Intervistato dal quotidiano 24 heures (10.6.2024) sullo stesso tema, Pierre-Yves Maillard, presidente dell’Unione sindacale svizzera (USS) e membro socialista del Consiglio degli Stati, sembra osservare le cose in una luce diversa: “Oggi i nostri avversari hanno voluto spaventare la gente evocando lo spettro di un aumento delle imposte. D’ora in poi dovranno spiegare come affrontare gli aumenti dei premi, perché essi continueranno. E anche questa è una forma di imposta. L’altro problema è che non sappiamo dove vanno a finire i soldi. In due anni i premi sono aumentati del 12%. Su un sistema che costa circa 35 miliardi di euro, si tratta di quasi 4 miliardi di euro. Eppure, ogni giorno sentiamo parlare di ospedali pubblici in deficit. Alcuni sono addirittura sull’orlo del fallimento. I medici di base dicono di non farcela più. I Pronto soccorso sono sempre più sovraccarichi. Dobbiamo quindi pensare a un testo che affronti la distribuzione del denaro, l’onere dei premi e una maggiore efficienza del sistema dell’assicurazione malattia”.
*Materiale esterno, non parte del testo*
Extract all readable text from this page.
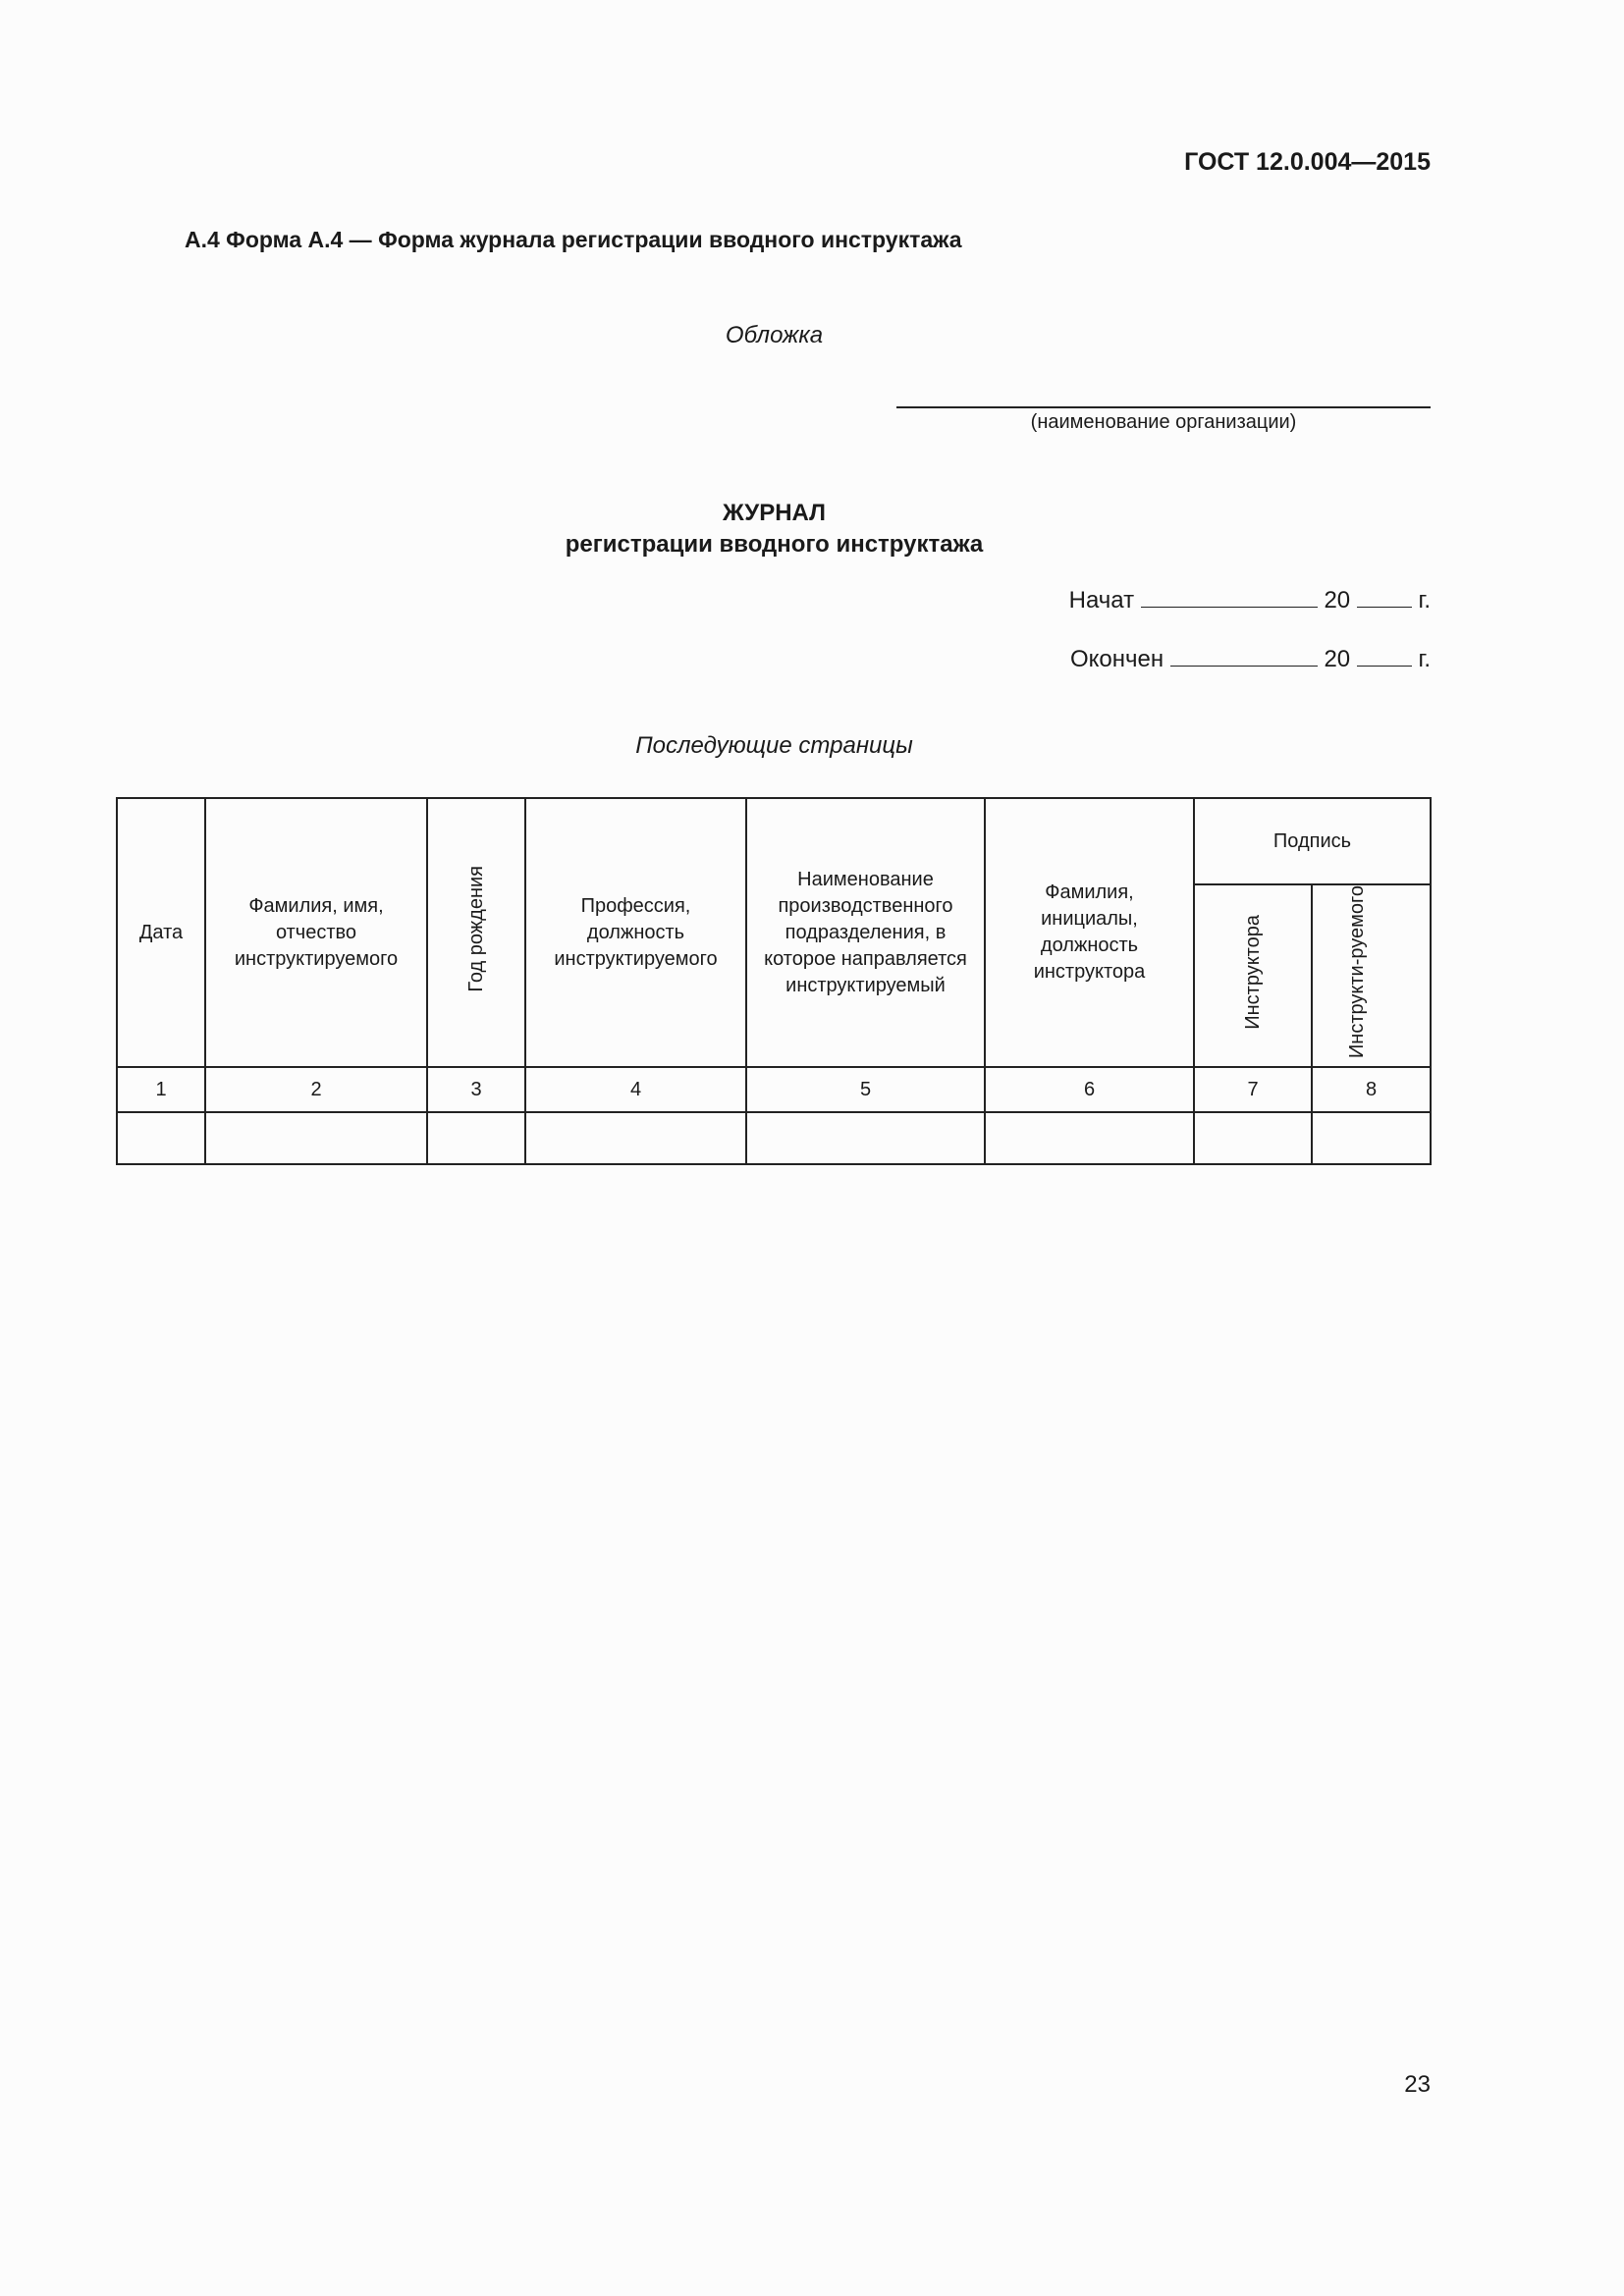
ГОСТ 12.0.004—2015
А.4 Форма А.4 — Форма журнала регистрации вводного инструктажа
Обложка
(наименование организации)
ЖУРНАЛ
регистрации вводного инструктажа
Начат	20	г.
Окончен	20	г.
Последующие страницы
Дата	Фамилия, имя, отчество инструктируемого	Год рождения	Профессия, должность инструктируемого	Наименование производственного подразделения, в которое направляется инструктируемый	Фамилия, инициалы, должность инструктора	Подпись	
						Инструктора	Инструкти-руемого
1	2	3	4	5	6	7	8

23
Il Consigliere di Stato socialista Baptiste Hürni (Neuchâtel) insiste su Le Courrier (10.09.2024) sul fatto che il contenuto dell’iniziativa deve ancora essere definito: “Abbiamo bisogno di un buon testo sostenuto da tutte le forze progressiste, comprese le associazioni dei consumatori e dei pazienti e, perché no, dei medici“.
Il dibattito è quindi aperto e pubblico, e lo sarà anche nei prossimi mesi. Su questi temi si sentiranno voci indipendenti dal PSS, dai sindacati, dalle parti sociali, dai politici e dal mondo medico, sia sul contenuto dei cambiamenti necessari, sia sul tipo di alleanze e di radicamento sociale da costruire per avere una possibilità di vittoria? Potrebbero contribuire a cambiare la dinamica scaturita dal voto del 9 giugno.
1.In Ticino, Maurizio Canetta, parlamentare e fresco membro della direzione del PS ha difeso la posizione del doppio SÌ (all’iniziativa sul 10% e all’iniziativa del Centro) in una tribuna apparsa sul Corriere del Ticino (N.d.T.).